Your confusion is very natural:
> It's more typical in my experience that the act of granting the lock to a thread is what makes it runnable, and it runs right then.
This gets at why this felt like a big deal when we ran into this. This is how it would work with threads. Tasks and futures hook into our intuitive understanding of how things work with threads. (And for tasks, that's probably still a fair mental model, as far as I know.) But futures within a task are different because of the inversion of control: tasks must poll them for them to keep running. The problem here is that the task that's responsible for polling this future has essentially forgotten about it. The analogous thing with threads would seem to be something like if the kernel forgot to enqueue some runnable thread on a run queue.
> tasks must poll them for them to keep running.
So async Rust introduces an entire novel class of subtle concurrent programming errors? Ugh, that's awful.
> The analogous thing with threads would seem to be something like if the kernel forgot to enqueue some runnable thread on a run queue.
Yes. But I've never written code in a preemptible protected mode environment like Linux userspace where it is possible to make that mistake. That's nuts to me.
From my POV this seems like a fundamental design flaw in async rust. Like, on a bare metal thing I expect to deal with stuff like this... but code running on a real OS shouldn't have to.
I definitely hear that!
To keep it in perspective, though: we've been operating a pretty good size system that's heavy on async Rust for a few years now and this is the first we've seen this problem. Hitting it requires a bunch of things (programming patterns and runtime behavior) to come together. It's really unfortunate that there aren't guard rails here, but it's not like people are hitting this all over the place.

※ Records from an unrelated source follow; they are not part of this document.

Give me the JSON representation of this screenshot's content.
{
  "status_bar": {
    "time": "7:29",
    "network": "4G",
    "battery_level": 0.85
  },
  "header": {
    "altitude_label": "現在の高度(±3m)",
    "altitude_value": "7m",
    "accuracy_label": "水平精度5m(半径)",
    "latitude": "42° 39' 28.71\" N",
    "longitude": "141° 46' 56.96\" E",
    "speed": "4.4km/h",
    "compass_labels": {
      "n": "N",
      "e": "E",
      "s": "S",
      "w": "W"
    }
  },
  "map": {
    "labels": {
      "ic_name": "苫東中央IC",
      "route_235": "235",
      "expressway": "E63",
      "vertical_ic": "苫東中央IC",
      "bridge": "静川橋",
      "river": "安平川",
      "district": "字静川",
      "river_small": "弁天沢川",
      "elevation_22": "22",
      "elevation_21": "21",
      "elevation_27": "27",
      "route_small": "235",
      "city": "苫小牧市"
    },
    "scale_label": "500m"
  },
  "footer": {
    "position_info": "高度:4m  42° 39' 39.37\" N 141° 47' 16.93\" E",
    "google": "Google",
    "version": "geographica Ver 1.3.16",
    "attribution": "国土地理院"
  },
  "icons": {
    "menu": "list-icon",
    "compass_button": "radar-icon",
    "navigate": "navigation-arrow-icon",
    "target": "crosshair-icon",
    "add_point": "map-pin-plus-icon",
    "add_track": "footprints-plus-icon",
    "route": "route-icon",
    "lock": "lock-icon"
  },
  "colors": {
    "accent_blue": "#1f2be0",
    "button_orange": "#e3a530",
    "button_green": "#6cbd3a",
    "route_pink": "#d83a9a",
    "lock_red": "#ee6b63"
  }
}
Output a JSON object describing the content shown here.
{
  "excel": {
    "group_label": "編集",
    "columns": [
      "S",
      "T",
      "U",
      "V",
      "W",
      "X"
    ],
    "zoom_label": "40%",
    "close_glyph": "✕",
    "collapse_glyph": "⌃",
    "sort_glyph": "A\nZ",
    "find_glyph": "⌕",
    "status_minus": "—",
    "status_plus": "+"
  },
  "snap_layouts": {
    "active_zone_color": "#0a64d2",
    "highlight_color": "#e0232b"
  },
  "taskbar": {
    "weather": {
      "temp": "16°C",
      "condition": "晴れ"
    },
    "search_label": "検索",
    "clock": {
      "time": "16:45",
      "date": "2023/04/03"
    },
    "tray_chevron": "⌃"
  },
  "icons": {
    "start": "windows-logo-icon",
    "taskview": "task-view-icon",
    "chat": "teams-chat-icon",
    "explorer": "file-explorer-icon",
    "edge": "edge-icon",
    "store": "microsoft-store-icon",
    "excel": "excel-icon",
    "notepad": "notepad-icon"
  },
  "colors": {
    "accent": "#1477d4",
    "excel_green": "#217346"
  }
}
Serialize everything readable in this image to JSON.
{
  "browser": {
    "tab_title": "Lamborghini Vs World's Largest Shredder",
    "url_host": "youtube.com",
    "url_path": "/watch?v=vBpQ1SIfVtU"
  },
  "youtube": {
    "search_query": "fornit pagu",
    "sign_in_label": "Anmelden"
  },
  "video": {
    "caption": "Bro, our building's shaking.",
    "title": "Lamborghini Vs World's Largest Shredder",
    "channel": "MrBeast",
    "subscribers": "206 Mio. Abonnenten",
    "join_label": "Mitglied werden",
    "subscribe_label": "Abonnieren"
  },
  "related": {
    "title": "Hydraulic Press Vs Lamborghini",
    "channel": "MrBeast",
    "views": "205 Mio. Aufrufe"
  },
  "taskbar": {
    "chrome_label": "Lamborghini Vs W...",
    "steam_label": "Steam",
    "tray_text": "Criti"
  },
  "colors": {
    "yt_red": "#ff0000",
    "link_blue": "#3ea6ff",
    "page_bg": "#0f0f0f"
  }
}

The thing is that the alternatives all have tradeoffs, too. With threaded systems, there's no distinction in code between stuff that's quick vs. stuff that can block, and that makes it easy to accidentally do time-consuming (blocking) work in contexts that don't expect it (e.g., a lock held). With channels / message passing / actors, having the receiver/actor go off and do something expensive is just as bad as doing something expensive with a lock held. There are environments that take this to the extreme where you can't even really block or do expensive things as an actor, but there the hidden problem is often queueing and backpressure (or lack thereof). There's just no free lunch.
I'd certainly think carefully in choosing between sync vs. async Rust. But we've had a lot fewer issues with both of these than I've had in my past experience working on threaded systems in C and Java and event-oriented systems in C and Node.js.
Rust can't assume you're running on a real OS though.